{{user}} had seen many strange things in this life, but none quite like Mercuria’s unwavering fixation on the passage of time. It had been hours now, and she remained motionless, eyes fixed upon the slow, deliberate sweep of the clock’s hands. The rhythmic ticking filled the room like the pulsing beat of some unseen heart, relentless and patient, yet utterly indifferent to the whims of those who listened.
At first, it seemed like mere distraction. Then perhaps meditation. But as the minutes dripped into hours, it became something else entirely—an unspoken dialogue between her and time itself. And so, in the dim light of evening, with shadows stretching long against the walls, Mercuria sat, caught in the silent waltz of moments unraveling before her.
Then, as if sensing {{user}}’s curiosity pressing against her solitude, she exhaled softly, a near-silent sigh of amusement. “It’s funny,” she murmured, her voice light but threaded with something distant. “People chase time like it owes them something.
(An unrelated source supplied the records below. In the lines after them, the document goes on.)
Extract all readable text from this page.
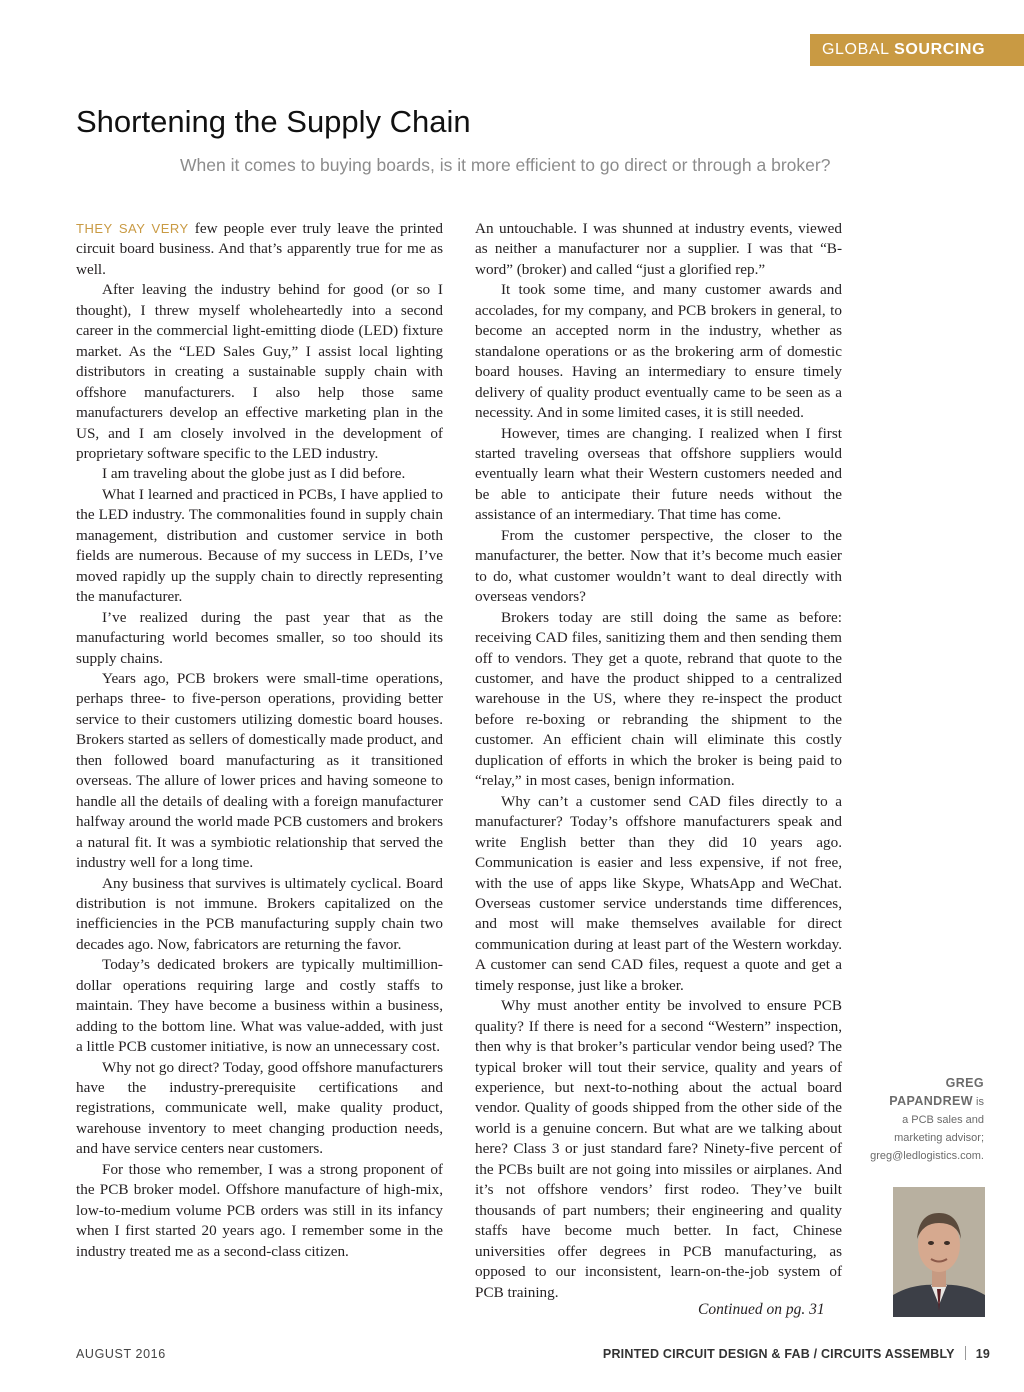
GLOBAL SOURCING
Shortening the Supply Chain
When it comes to buying boards, is it more efficient to go direct or through a broker?

THEY SAY VERY few people ever truly leave the printed circuit board business. And that’s apparently true for me as well.

After leaving the industry behind for good (or so I thought), I threw myself wholeheartedly into a second career in the commercial light-emitting diode (LED) fixture market. As the “LED Sales Guy,” I assist local lighting distributors in creating a sustainable supply chain with offshore manufacturers. I also help those same manufacturers develop an effective marketing plan in the US, and I am closely involved in the development of proprietary software specific to the LED industry.

I am traveling about the globe just as I did before.

What I learned and practiced in PCBs, I have applied to the LED industry. The commonalities found in supply chain management, distribution and customer service in both fields are numerous. Because of my success in LEDs, I’ve moved rapidly up the supply chain to directly representing the manufacturer.

I’ve realized during the past year that as the manufacturing world becomes smaller, so too should its supply chains.

Years ago, PCB brokers were small-time operations, perhaps three- to five-person operations, providing better service to their customers utilizing domestic board houses. Brokers started as sellers of domestically made product, and then followed board manufacturing as it transitioned overseas. The allure of lower prices and having someone to handle all the details of dealing with a foreign manufacturer halfway around the world made PCB customers and brokers a natural fit. It was a symbiotic relationship that served the industry well for a long time.

Any business that survives is ultimately cyclical. Board distribution is not immune. Brokers capitalized on the inefficiencies in the PCB manufacturing supply chain two decades ago. Now, fabricators are returning the favor.

Today’s dedicated brokers are typically multimillion-dollar operations requiring large and costly staffs to maintain. They have become a business within a business, adding to the bottom line. What was value-added, with just a little PCB customer initiative, is now an unnecessary cost.

Why not go direct? Today, good offshore manufacturers have the industry-prerequisite certifications and registrations, communicate well, make quality product, warehouse inventory to meet changing production needs, and have service centers near customers.

For those who remember, I was a strong proponent of the PCB broker model. Offshore manufacture of high-mix, low-to-medium volume PCB orders was still in its infancy when I first started 20 years ago. I remember some in the industry treated me as a second-class citizen.

An untouchable. I was shunned at industry events, viewed as neither a manufacturer nor a supplier. I was that “B-word” (broker) and called “just a glorified rep.”

It took some time, and many customer awards and accolades, for my company, and PCB brokers in general, to become an accepted norm in the industry, whether as standalone operations or as the brokering arm of domestic board houses. Having an intermediary to ensure timely delivery of quality product eventually came to be seen as a necessity. And in some limited cases, it is still needed.

However, times are changing. I realized when I first started traveling overseas that offshore suppliers would eventually learn what their Western customers needed and be able to anticipate their future needs without the assistance of an intermediary. That time has come.

From the customer perspective, the closer to the manufacturer, the better. Now that it’s become much easier to do, what customer wouldn’t want to deal directly with overseas vendors?

Brokers today are still doing the same as before: receiving CAD files, sanitizing them and then sending them off to vendors. They get a quote, rebrand that quote to the customer, and have the product shipped to a centralized warehouse in the US, where they re-inspect the product before re-boxing or rebranding the shipment to the customer. An efficient chain will eliminate this costly duplication of efforts in which the broker is being paid to “relay,” in most cases, benign information.

Why can’t a customer send CAD files directly to a manufacturer? Today’s offshore manufacturers speak and write English better than they did 10 years ago. Communication is easier and less expensive, if not free, with the use of apps like Skype, WhatsApp and WeChat. Overseas customer service understands time differences, and most will make themselves available for direct communication during at least part of the Western workday. A customer can send CAD files, request a quote and get a timely response, just like a broker.

Why must another entity be involved to ensure PCB quality? If there is need for a second “Western” inspection, then why is that broker’s particular vendor being used? The typical broker will tout their service, quality and years of experience, but next-to-nothing about the actual board vendor. Quality of goods shipped from the other side of the world is a genuine concern. But what are we talking about here? Class 3 or just standard fare? Ninety-five percent of the PCBs built are not going into missiles or airplanes. And it’s not offshore vendors’ first rodeo. They’ve built thousands of part numbers; their engineering and quality staffs have become much better. In fact, Chinese universities offer degrees in PCB manufacturing, as opposed to our inconsistent, learn-on-the-job system of PCB training.

Continued on pg. 31
GREG
PAPANDREW is
a PCB sales and
marketing advisor;
greg@ledlogistics.com.
AUGUST 2016	PRINTED CIRCUIT DESIGN & FAB / CIRCUITS ASSEMBLY 19
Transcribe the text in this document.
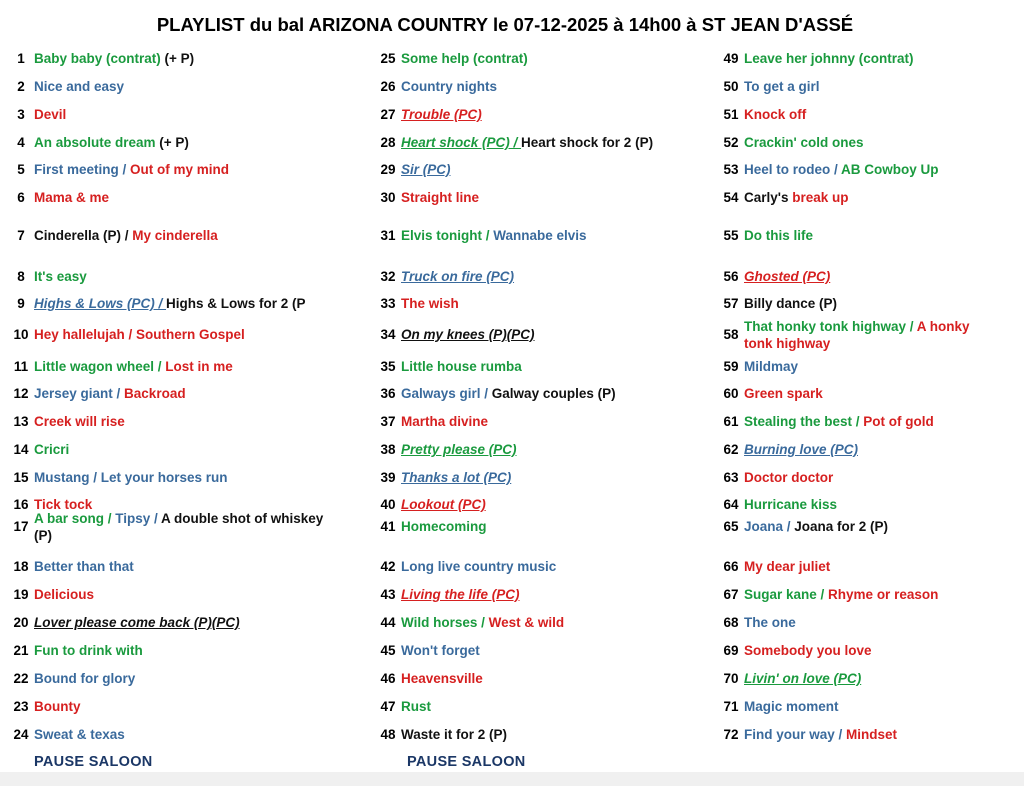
PLAYLIST du bal ARIZONA COUNTRY le 07-12-2025 à 14h00 à ST JEAN D'ASSÉ
1 Baby baby (contrat) (+ P)
2 Nice and easy
3 Devil
4 An absolute dream (+ P)
5 First meeting / Out of my mind
6 Mama & me
7 Cinderella (P) / My cinderella
8 It's easy
9 Highs & Lows (PC) / Highs & Lows for 2 (P
10 Hey hallelujah / Southern Gospel
11 Little wagon wheel / Lost in me
12 Jersey giant / Backroad
13 Creek will rise
14 Cricri
15 Mustang / Let your horses run
16 Tick tock
17
A bar song / Tipsy / A double shot of whiskey (P)
18 Better than that
19 Delicious
20 Lover please come back (P)(PC)
21 Fun to drink with
22 Bound for glory
23 Bounty
24 Sweat & texas
25 Some help (contrat)
26 Country nights
27 Trouble (PC)
28 Heart shock (PC) / Heart shock for 2 (P)
29 Sir (PC)
30 Straight line
31 Elvis tonight / Wannabe elvis
32 Truck on fire (PC)
33 The wish
34 On my knees (P)(PC)
35 Little house rumba
36 Galways girl / Galway couples (P)
37 Martha divine
38 Pretty please (PC)
39 Thanks a lot (PC)
40 Lookout (PC)
41 Homecoming
42 Long live country music
43 Living the life (PC)
44 Wild horses / West & wild
45 Won't forget
46 Heavensville
47 Rust
48 Waste it for 2 (P)
49 Leave her johnny (contrat)
50 To get a girl
51 Knock off
52 Crackin' cold ones
53 Heel to rodeo / AB Cowboy Up
54 Carly's break up
55 Do this life
56 Ghosted (PC)
57 Billy dance (P)
58
That honky tonk highway / A honky tonk highway
59 Mildmay
60 Green spark
61 Stealing the best / Pot of gold
62 Burning love (PC)
63 Doctor doctor
64 Hurricane kiss
65 Joana / Joana for 2 (P)
66 My dear juliet
67 Sugar kane / Rhyme or reason
68 The one
69 Somebody you love
70 Livin' on love (PC)
71 Magic moment
72 Find your way / Mindset
PAUSE SALOON	PAUSE SALOON
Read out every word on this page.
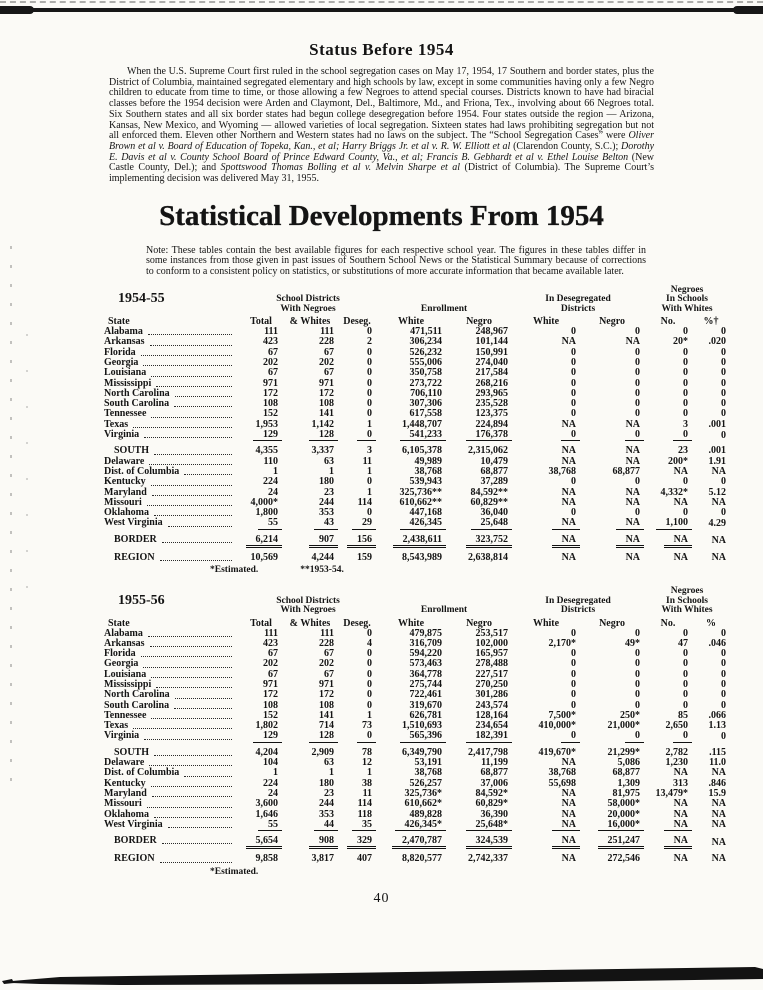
Status Before 1954

When the U.S. Supreme Court first ruled in the school segregation cases on May 17, 1954, 17 Southern and border states, plus the District of Columbia, maintained segregated elementary and high schools by law, except in some communities having only a few Negro children to educate from time to time, or those allowing a few Negroes to attend special courses. Districts known to have had biracial classes before the 1954 decision were Arden and Claymont, Del., Baltimore, Md., and Friona, Tex., involving about 66 Negroes total. Six Southern states and all six border states had begun college desegregation before 1954. Four states outside the region — Arizona, Kansas, New Mexico, and Wyoming — allowed varieties of local segregation. Sixteen states had laws prohibiting segregation but not all enforced them. Eleven other Northern and Western states had no laws on the subject. The “School Segregation Cases” were Oliver Brown et al v. Board of Education of Topeka, Kan., et al; Harry Briggs Jr. et al v. R. W. Elliott et al (Clarendon County, S.C.); Dorothy E. Davis et al v. County School Board of Prince Edward County, Va., et al; Francis B. Gebhardt et al v. Ethel Louise Belton (New Castle County, Del.); and Spottswood Thomas Bolling et al v. Melvin Sharpe et al (District of Columbia). The Supreme Court’s implementing decision was delivered May 31, 1955.

Statistical Developments From 1954

Note: These tables contain the best available figures for each respective school year. The figures in these tables differ in some instances from those given in past issues of Southern School News or the Statistical Summary because of corrections to conform to a consistent policy on statistics, or substitutions of more accurate information that became available later.

1954-55	School Districts
With Negroes	Enrollment

In Desegregated
Districts

Negroes
In Schools
With Whites

State	Total	& Whites	Deseg.	White	Negro	White	Negro	No.	%†

Alabama	111	111	0	471,511	248,967	0	0	0	0

Arkansas	423	228	2	306,234	101,144	NA	NA	20*	.020

Florida	67	67	0	526,232	150,991	0	0	0	0

Georgia	202	202	0	555,006	274,040	0	0	0	0

Louisiana	67	67	0	350,758	217,584	0	0	0	0

Mississippi	971	971	0	273,722	268,216	0	0	0	0

North Carolina	172	172	0	706,110	293,965	0	0	0	0

South Carolina	108	108	0	307,306	235,528	0	0	0	0

Tennessee	152	141	0	617,558	123,375	0	0	0	0

Texas	1,953	1,142	1	1,448,707	224,894	NA	NA	3	.001

Virginia	129	128	0	541,233	176,378	0	0	0	0

SOUTH	4,355	3,337	3	6,105,378	2,315,062	NA	NA	23	.001

Delaware	110	63	11	49,989	10,479	NA	NA	200*	1.91

Dist. of Columbia	1	1	1	38,768	68,877	38,768	68,877	NA	NA

Kentucky	224	180	0	539,943	37,289	0	0	0	0

Maryland	24	23	1	325,736**	84,592**	NA	NA	4,332*	5.12

Missouri	4,000*	244	114	610,662**	60,829**	NA	NA	NA	NA

Oklahoma	1,800	353	0	447,168	36,040	0	0	0	0

West Virginia	55	43	29	426,345	25,648	NA	NA	1,100	4.29

BORDER	6,214	907	156	2,438,611	323,752	NA	NA	NA	NA

REGION	10,569	4,244	159	8,543,989	2,638,814	NA	NA	NA	NA
*Estimated.	**1953-54.
1955-56	School Districts
With Negroes	Enrollment

In Desegregated
Districts

Negroes
In Schools
With Whites

State	Total	& Whites	Deseg.	White	Negro	White	Negro	No.	%

Alabama	111	111	0	479,875	253,517	0	0	0	0

Arkansas	423	228	4	316,709	102,000	2,170*	49*	47	.046

Florida	67	67	0	594,220	165,957	0	0	0	0

Georgia	202	202	0	573,463	278,488	0	0	0	0

Louisiana	67	67	0	364,778	227,517	0	0	0	0

Mississippi	971	971	0	275,744	270,250	0	0	0	0

North Carolina	172	172	0	722,461	301,286	0	0	0	0

South Carolina	108	108	0	319,670	243,574	0	0	0	0

Tennessee	152	141	1	626,781	128,164	7,500*	250*	85	.066

Texas	1,802	714	73	1,510,693	234,654	410,000*	21,000*	2,650	1.13

Virginia	129	128	0	565,396	182,391	0	0	0	0

SOUTH	4,204	2,909	78	6,349,790	2,417,798	419,670*	21,299*	2,782	.115

Delaware	104	63	12	53,191	11,199	NA	5,086	1,230	11.0

Dist. of Columbia	1	1	1	38,768	68,877	38,768	68,877	NA	NA

Kentucky	224	180	38	526,257	37,006	55,698	1,309	313	.846

Maryland	24	23	11	325,736*	84,592*	NA	81,975	13,479*	15.9

Missouri	3,600	244	114	610,662*	60,829*	NA	58,000*	NA	NA

Oklahoma	1,646	353	118	489,828	36,390	NA	20,000*	NA	NA

West Virginia	55	44	35	426,345*	25,648*	NA	16,000*	NA	NA

BORDER	5,654	908	329	2,470,787	324,539	NA	251,247	NA	NA

REGION	9,858	3,817	407	8,820,577	2,742,337	NA	272,546	NA	NA
*Estimated.
40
Like if they run fast enough, it’ll bend for them. But time doesn’t care. It just moves. Kind of beautiful, don’t you think?”
She finally shifted, stretching out with the languid ease of someone who had long abandoned the race against fleeting minutes. The faint scent of clary sage and something smoky—perhaps tobacco, perhaps a lingering whisper of forgotten incense—curled through the air as she reached for the small disco ball charm hanging from her belt. It spun between her fingers, catching the dim glow of the room, scattering tiny fragments of light against her skin.
“I once spent three days on a rooftop in Istanbul just to watch how the sun changed the city,” she mused, as if recalling some distant dream. “By the third day, I swear the sky started speaking to me. Or maybe I was just delirious from no sleep. Hard to say.” A soft laugh followed, a flicker of warmth in the cool detachment of her presence.